If you want a physical symbol for the difficulty of finding the right words, there it is.
I keep the pen on my desk and use it to plan my dissertation. Whether I have more or less trouble with that than my grandmother had as a child writing thank-you notes for Christmas socks or whatever caused the bite-marks, only the pen knows.
Young people in the act of writing are a popular subject in art, because if you want a child to sit motionless for a while, you can hand him a pen and tell him to write a thank-you note for the objectively delightful and thoughtfully chosen Confirmation present he has just opened.
Even a brief note usually demands a period of frustrated stillness which the sculptor’s marble does not exaggerate.

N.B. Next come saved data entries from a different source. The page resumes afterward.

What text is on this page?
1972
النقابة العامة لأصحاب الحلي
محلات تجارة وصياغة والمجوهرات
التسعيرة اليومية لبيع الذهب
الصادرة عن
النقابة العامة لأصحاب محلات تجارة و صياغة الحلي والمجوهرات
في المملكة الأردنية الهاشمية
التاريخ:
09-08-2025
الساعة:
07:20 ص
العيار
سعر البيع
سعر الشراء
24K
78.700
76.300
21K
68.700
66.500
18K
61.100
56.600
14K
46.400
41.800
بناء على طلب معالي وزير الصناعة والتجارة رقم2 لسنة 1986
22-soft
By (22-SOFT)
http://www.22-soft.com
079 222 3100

There are tooth-marks in most of the pens and pencils at this school. After a boy has turned his list of thoughts on scratch paper into an orderly and plausible argument, the bitten pens are the only remaining evidence of the terrible strain of thought.
You hear a lot of things these days about AI writing, good and bad. What’s undisputed is that nobody chews on his phone now for lack of words, the way my students still chew on their pens, the way my grandmother chewed on hers as a child.
In an essay about how to tell friends apart from flatterers, which AI will summarize for you, Plutarch warns us that a flatterer is “usually sober, always busy, and must have a hand in everything: he has a mind to be in all secrets, and in general plays the part of a friend.”
I thought of this recently when Microsoft installed a permanent floating Copilot button in the corner of Word, which spontaneously offers to summarize my own work for me. We used to call this “writing an introduction.”
If the document is blank, the floating button offers to “generate an outline.” Of what? God knows. It just wants to be involved.
No AI, if I asked it to summarize Plutarch, would be self-defeating enough to suggest that I’d miss something by relying on its summary alone.
No AI will gain market share by telling me that I might find time to read Plutarch firsthand if I got off my phone now and then.
These are things a good friend, or a good teacher, might tell me. But AI is not a good friend, it is a flatterer.
Its business is to tell me what I want to hear, beginning with “You’re absolutely right.”
I have never heard it say, “You don’t need me to summarize Hobbes. Go and attempt a difficult paper that will reveal your intellectual shortcomings, so that you can cure them, arduously and after many failures.” Still, that’s what a brain is for.
I want to teach my students to prefer the grind of real thought to the pointless ease of slop, as Ateas preferred the neighing of his battle-horse to the music of flutes.
I want my students to turn into people who like being able to think, and who no longer wonder why they have to. A lot of pens are going to get chewed up in class as I pursue this foolish and outdated dream. I guess that’s all right.